The Geekbench benchmark now provides us a good opportunity to compare CPU performance of different systems.

I suggest we collect Geekbench results for all available CPU types at the same clock speed.

We can use 2.4 GHz for Intel and AMD CPUs.
So we can compare all results with results of mainstream ARM cores.

If the BIOS allows you to change CPU frequency, you can make required test.
Also if the BIOS allows you to disable CPU cores and Hyper-Threading (HT), you can make additional tests that show how the performance is scaled with additional core and Hyper-Threading.

And we can collect all results in Geekbench 4 benchmark database.
CPU frequency must be fixed at 2.4 GHz.
All tests:

- 1 core HT-off
- 1 core HT
- 2 cores HT-off
- 2 cores HT
- all cores HT
- all cores HT at 3.6 GHz

Additional test at 3.6 GHz can show how the performance is scaled with frequency change. We can use any high frequency, but 3.6 GHz (2.4 GHz + 50%) is good choice.
All cores must work at fixed frequency. So you must disable Turbo Boost features in BIOS.
It's better also to switch the power plan in Windows to "High Performance".
If you make the test with 2 cores in CPU (e.g. Ryzen) with multiple clusters, use 2 cores in same cluster.

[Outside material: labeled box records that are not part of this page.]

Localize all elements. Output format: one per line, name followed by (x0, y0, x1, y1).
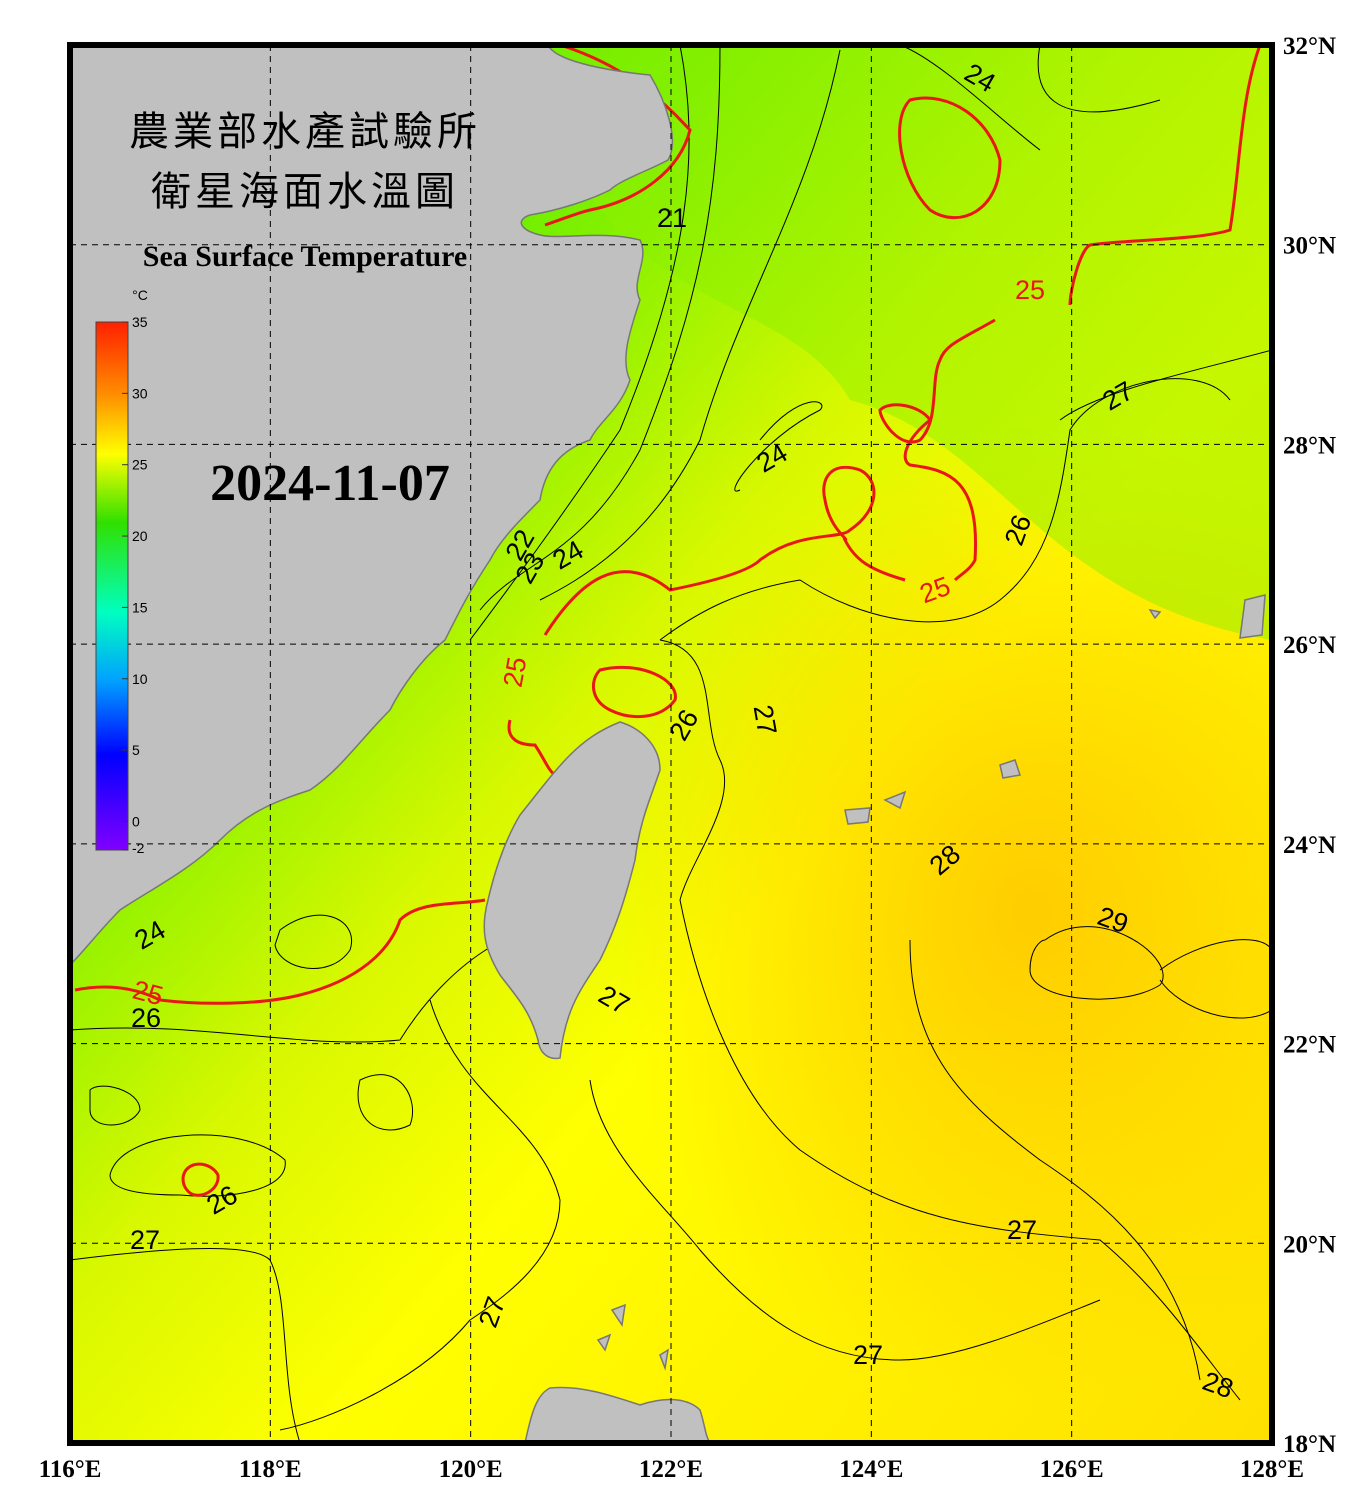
title-en: Sea Surface Temperature (143, 240, 467, 273)
lon-label: 118°E (239, 1456, 302, 1483)
colorbar-label: 10 (132, 671, 148, 687)
lat-label: 20°N (1283, 1231, 1336, 1258)
colorbar-label: 25 (132, 457, 148, 473)
colorbar-unit: °C (132, 287, 148, 303)
contour-label: 21 (657, 203, 687, 233)
lat-label: 22°N (1283, 1032, 1336, 1059)
lon-label: 122°E (639, 1456, 703, 1483)
colorbar-label: 5 (132, 742, 140, 758)
isotherms (70, 45, 1272, 1443)
contour-label: 27 (853, 1340, 883, 1370)
title-zh-1: 農業部水產試驗所 (129, 109, 481, 155)
axis-labels: 116°E 118°E 120°E 122°E 124°E 126°E 128°E 32°N 3… (39, 33, 1336, 1483)
colorbar-label: 15 (132, 599, 148, 615)
lon-label: 128°E (1240, 1456, 1304, 1483)
colorbar-label: 30 (132, 385, 148, 401)
colorbar-ticks: 35 30 25 20 15 10 5 0 -2 (122, 314, 148, 856)
contour-label: 25 (1015, 275, 1045, 305)
graticule (70, 45, 1272, 1443)
lat-label: 32°N (1283, 33, 1336, 60)
lat-label: 28°N (1283, 432, 1336, 459)
colorbar-label: 35 (132, 314, 148, 330)
contour-label: 25 (498, 655, 533, 690)
taiwan (483, 721, 661, 1060)
colorbar (95, 321, 129, 851)
colorbar-label: 0 (132, 813, 140, 829)
colorbar-label: -2 (132, 840, 145, 856)
title-zh-2: 衛星海面水溫圖 (151, 169, 459, 215)
lat-label: 18°N (1283, 1431, 1336, 1458)
land (70, 45, 1266, 1443)
shelf-water (520, 45, 1272, 640)
contour-label: 26 (131, 1003, 161, 1033)
lat-label: 24°N (1283, 832, 1336, 859)
luzon (524, 1386, 711, 1443)
colorbar-label: 20 (132, 528, 148, 544)
lat-label: 26°N (1283, 632, 1336, 659)
contour-label: 27 (748, 703, 783, 738)
contour-label: 27 (130, 1225, 160, 1255)
lon-label: 120°E (439, 1456, 503, 1483)
lat-label: 30°N (1283, 233, 1336, 260)
mainland-china (70, 45, 673, 967)
date: 2024-11-07 (210, 455, 450, 512)
contour-label: 27 (1007, 1215, 1037, 1245)
lon-label: 126°E (1040, 1456, 1104, 1483)
lon-label: 116°E (39, 1456, 102, 1483)
lon-label: 124°E (839, 1456, 903, 1483)
map-frame (67, 42, 1275, 1446)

Now we can use results of ARM systems from Geekbench database for comparison.

Apple A10 @ 2.34 GHz
http://browser.primatelabs.com/v4/cpu/2079398

HiSilicon Kirin 960, 4x Cortex-A73 @ 2.36 GHz + 4x Cortex-A53 @ 1.84 GHz
http://browser.primatelabs.com/v4/cpu/2105715
 
Those results are polluted by encryption and memory tests and the benchmark is calibrated on Intel so the totals are very misleading and one needs to look at individual tests.
Just perf without power and area is rather pointless too.